Director of the Economic Committee of the Jiangsu Provincial Committee of the Chinese People's Political Consultative Conference
- Incumbent
- Assumed office September 2021

Personal details
- Born: October 1963 (age 62) Zhaodong, Heilongjiang, China
- Party: Chinese Communist Party
- Alma mater: Tsinghua University
- Occupation: Politician

= Shi Lijun =

Chinese politician

Shi Lijun (史立军; born October 1963) is a Chinese politician who currently serves as Secretary of the Party Leadership Group and Director of the Economic Committee of the Jiangsu Provincial Committee of the Chinese People's Political Consultative Conference. He previously held various leadership positions in both central enterprises and local government, including Chinese Communist Party Committee Secretary of Taizhou, Jiangsu.

==Biography==
Shi Lijun was born in Zhaodong, Heilongjiang Province in October 1963. He studied material management at the Liaoning Institute of Finance and Economics from 1980 to 1984. After graduation, he began his career at the State Materials Administration. He later worked at China Fuel Corporation, where he held positions ranging from section-level cadre to department manager and vice general manager. In 2000, Shi joined the Equipment and Complete Sets Management Bureau under the Domestic Trade Bureau as deputy director. During this time, he pursued a master's degree in management at Tsinghua University and later obtained a doctoral degree in systems engineering from Beihang University.

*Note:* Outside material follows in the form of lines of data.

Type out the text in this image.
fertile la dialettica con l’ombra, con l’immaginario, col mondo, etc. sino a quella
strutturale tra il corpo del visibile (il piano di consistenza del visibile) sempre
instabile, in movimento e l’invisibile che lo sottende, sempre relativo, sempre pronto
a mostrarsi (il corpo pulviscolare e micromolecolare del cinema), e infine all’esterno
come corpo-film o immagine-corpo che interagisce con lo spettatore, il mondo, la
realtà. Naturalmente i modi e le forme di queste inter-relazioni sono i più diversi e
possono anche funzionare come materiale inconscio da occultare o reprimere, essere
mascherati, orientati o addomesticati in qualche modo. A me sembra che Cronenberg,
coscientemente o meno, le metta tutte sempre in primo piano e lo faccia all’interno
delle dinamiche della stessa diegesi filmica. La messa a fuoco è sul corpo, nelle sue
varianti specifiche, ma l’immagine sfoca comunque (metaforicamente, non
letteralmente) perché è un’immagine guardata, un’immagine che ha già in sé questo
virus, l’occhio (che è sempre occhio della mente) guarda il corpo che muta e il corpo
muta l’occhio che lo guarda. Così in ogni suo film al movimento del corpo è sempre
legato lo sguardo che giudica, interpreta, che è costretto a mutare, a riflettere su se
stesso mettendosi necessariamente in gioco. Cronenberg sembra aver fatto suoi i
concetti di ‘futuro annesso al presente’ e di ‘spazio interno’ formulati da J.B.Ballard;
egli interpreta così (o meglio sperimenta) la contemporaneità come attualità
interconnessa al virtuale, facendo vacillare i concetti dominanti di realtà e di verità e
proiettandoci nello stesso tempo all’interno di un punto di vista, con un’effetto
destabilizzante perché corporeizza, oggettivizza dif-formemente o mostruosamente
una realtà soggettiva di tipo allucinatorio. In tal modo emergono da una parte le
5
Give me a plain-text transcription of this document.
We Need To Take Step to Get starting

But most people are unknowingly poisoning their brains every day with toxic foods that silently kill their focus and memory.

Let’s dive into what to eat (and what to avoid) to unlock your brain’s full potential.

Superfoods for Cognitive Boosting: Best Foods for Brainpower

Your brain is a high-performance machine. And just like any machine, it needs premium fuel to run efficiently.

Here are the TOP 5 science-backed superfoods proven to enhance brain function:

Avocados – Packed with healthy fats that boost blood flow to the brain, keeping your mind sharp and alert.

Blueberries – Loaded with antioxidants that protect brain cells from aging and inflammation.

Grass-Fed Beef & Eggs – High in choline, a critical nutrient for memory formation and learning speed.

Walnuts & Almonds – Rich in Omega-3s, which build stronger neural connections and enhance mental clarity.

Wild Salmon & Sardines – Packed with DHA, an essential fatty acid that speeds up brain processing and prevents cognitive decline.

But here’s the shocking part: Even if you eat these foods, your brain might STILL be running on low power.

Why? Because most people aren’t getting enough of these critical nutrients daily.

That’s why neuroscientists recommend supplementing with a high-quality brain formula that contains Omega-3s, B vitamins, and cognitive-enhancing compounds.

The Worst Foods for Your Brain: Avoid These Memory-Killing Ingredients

Between 2002 and 2013, Shi served as deputy director of the China National Machinery & Equipment Tendering Center. In 2013, he began a stint in local government as Vice Mayor of Wuxi, Jiangsu, while still holding positions in the central enterprise system. In 2014, he became Chinese Communist Party Deputy Committee Secretary of Taizhou. He successively served as head of the organization department and later became the city's mayor in 2016. In 2019, Shi was appointed Chinese Communist Party Committee Secretary of Taizhou and concurrently served as chairman of the city's People's Congress Standing Committee until July 2021.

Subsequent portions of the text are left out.